Hear Brad Paisley, Mick Jagger’s Strutting ‘Drive of Shame’
“I’ve been ripping the Rolling Stones off with every song I write in some form or another,” says Brad Paisley about his relationship to the iconic band’s music. “We’ll all ripping them off, every artist who’s ever played anything near what they do.”
Now at least Stones frontman Mick Jagger will get his share of royalties, as he and Paisley joined forces for the rollicking “Drive of Shame” from Paisley’s new album, Love and War. The set also features collaborations with John Fogerty, Timbaland, Bill Anderson, plus a writing credit from the late Johnny Cash.
Paisley first met Jagger when he joined the Rolling Stones on stage in Philadelphia in 2013 to play “Dead Flowers,” from Sticky Fingers. “That’s a country album in so many ways,” Paisley says of the Stones’ 1971 classic, which also includes “Wild Horses.” “[Mick’s] a pretty darn important country artist.”
Paisley played with the Rolling Stones again when they visited Nashville in 2015. Over dinner during that trip, Paisley suggested to Jagger that he come back to write and record at Paisley’s farm outside of Nashville. “And [Mick said], ‘let’s do that.’ As simple as that,” Paisley says. “He booked a flight and kind of came in unexpected.”

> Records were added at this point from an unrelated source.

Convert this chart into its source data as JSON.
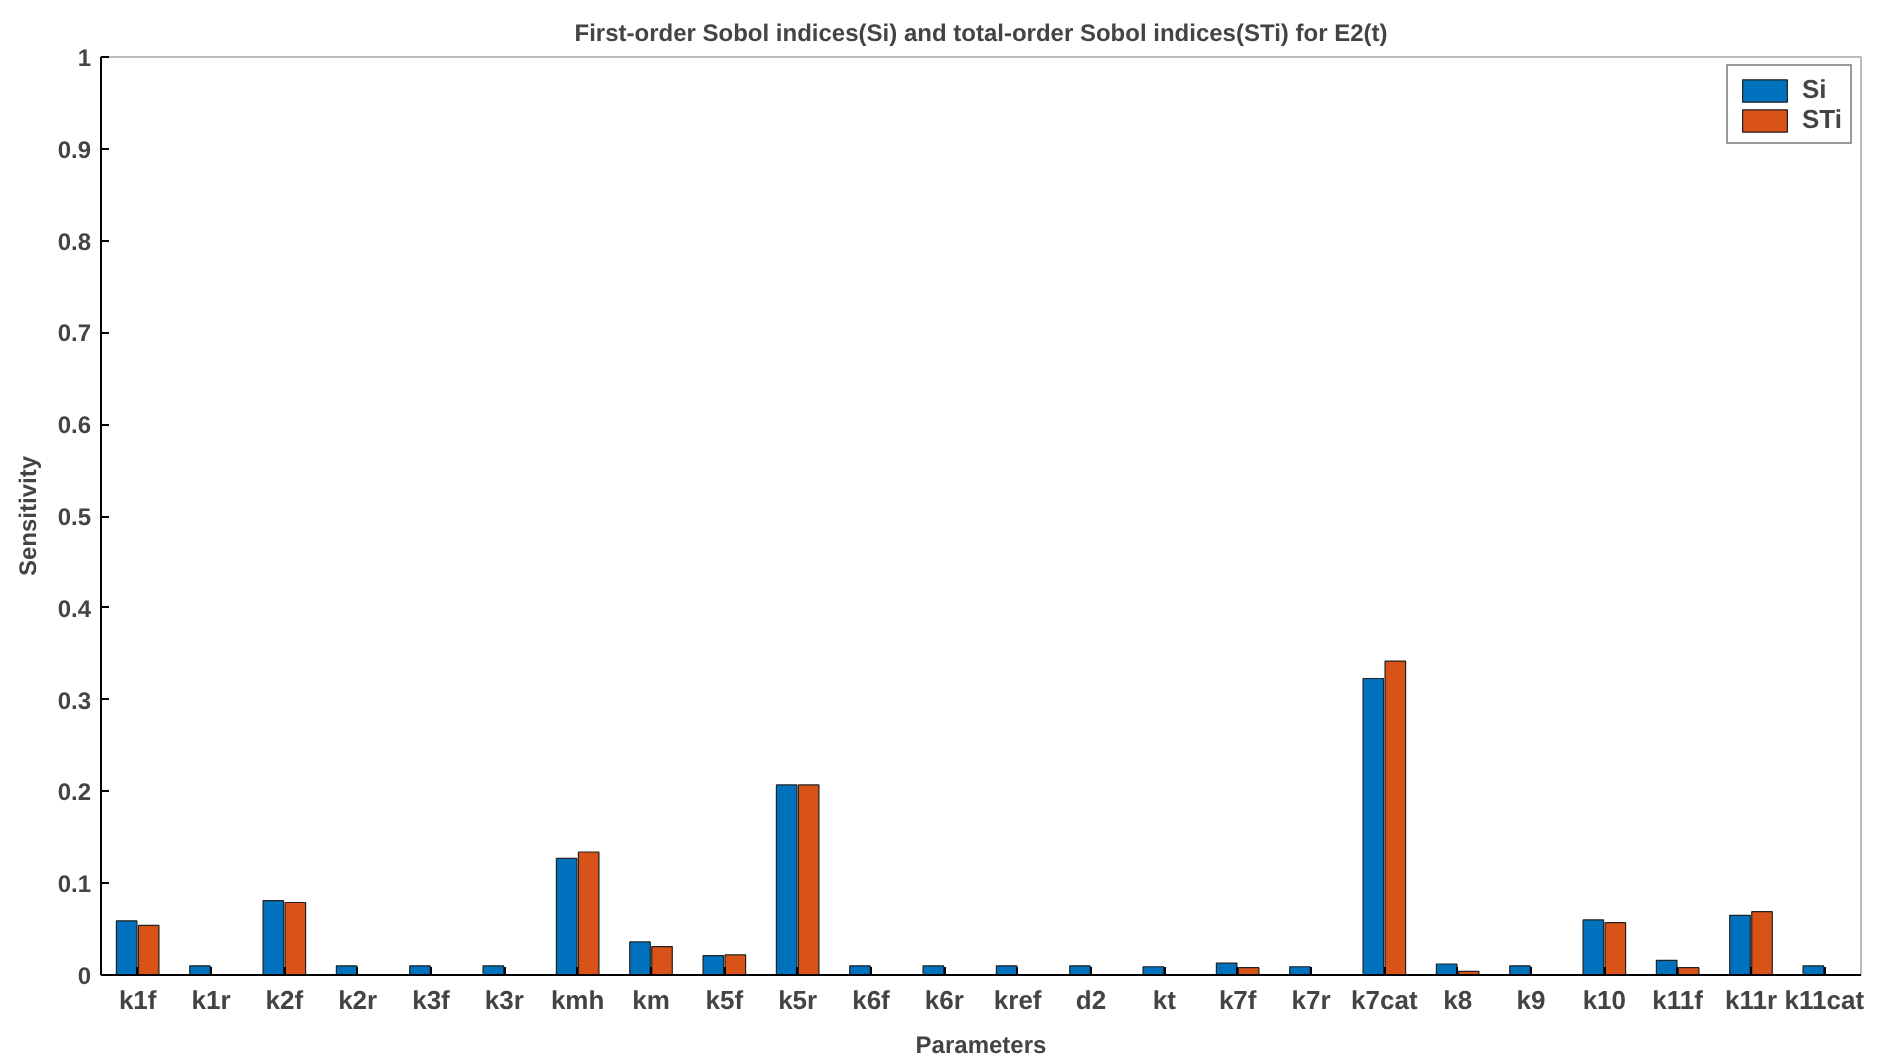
{
  "chart_data": {
    "type": "bar",
    "title": "First-order Sobol indices(Si) and total-order Sobol indices(STi) for E2(t)",
    "xlabel": "Parameters",
    "ylabel": "Sensitivity",
    "categories": [
      "k1f",
      "k1r",
      "k2f",
      "k2r",
      "k3f",
      "k3r",
      "kmh",
      "km",
      "k5f",
      "k5r",
      "k6f",
      "k6r",
      "kref",
      "d2",
      "kt",
      "k7f",
      "k7r",
      "k7cat",
      "k8",
      "k9",
      "k10",
      "k11f",
      "k11r",
      "k11cat"
    ],
    "series": [
      {
        "name": "Si",
        "color": "#0072bd",
        "values": [
          0.059,
          0.01,
          0.081,
          0.01,
          0.01,
          0.01,
          0.127,
          0.036,
          0.021,
          0.207,
          0.01,
          0.01,
          0.01,
          0.01,
          0.009,
          0.013,
          0.009,
          0.323,
          0.012,
          0.01,
          0.06,
          0.016,
          0.065,
          0.01
        ]
      },
      {
        "name": "STi",
        "color": "#d95319",
        "values": [
          0.054,
          null,
          0.079,
          null,
          null,
          null,
          0.134,
          0.031,
          0.022,
          0.207,
          null,
          null,
          null,
          null,
          null,
          0.008,
          null,
          0.342,
          0.004,
          null,
          0.057,
          0.008,
          0.069,
          null
        ]
      }
    ],
    "ylim": [
      0,
      1
    ],
    "yticks": [
      0,
      0.1,
      0.2,
      0.3,
      0.4,
      0.5,
      0.6,
      0.7,
      0.8,
      0.9,
      1
    ],
    "grid": false,
    "legend": "top right"
  }
}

As they sat down to write, Paisley recalls thinking that “the groove wasn’t going to be ‘you get a line, I’ll get a pole.’ It wasn’t going to be ‘Whoa Mule’ or ‘Will the Circle Be Unbroken.’ I wanted to make sure the guitar part felt like something from that world,” he says.
Paisley had the title “Drive of Shame,” and the two took it from there on the tale about early morning regrets following the previous night’s activities. “Everybody talks about the walk of shame, but you’re probably getting in the car at the end of that, so we decided to write about various places that might happen,” Paisley says. “For him, it’s Rodeo Drive, for me, Vegas works really well.”
“Drive of Shame,” which has a decidedly “Tumblin’ Dice” feel, features Paisley paying homage to Stones’ guitarist Keith Richards’ bluesy guitar riffs, though none of his legendary drug use. “My equivalent was I took a Claritin and a Benadryl and let ‘er rock,” says Paisley.
Jagger is all about “capturing the moment” in the studio. Paisley says. “You just clear out the vocal both to where he’s not going to ricochet off the walls in there, like bumper cars,” he says. “And you try not to freak out the first time [he comes] through your speakers and [he sounds] like every record you ever grew up playing.”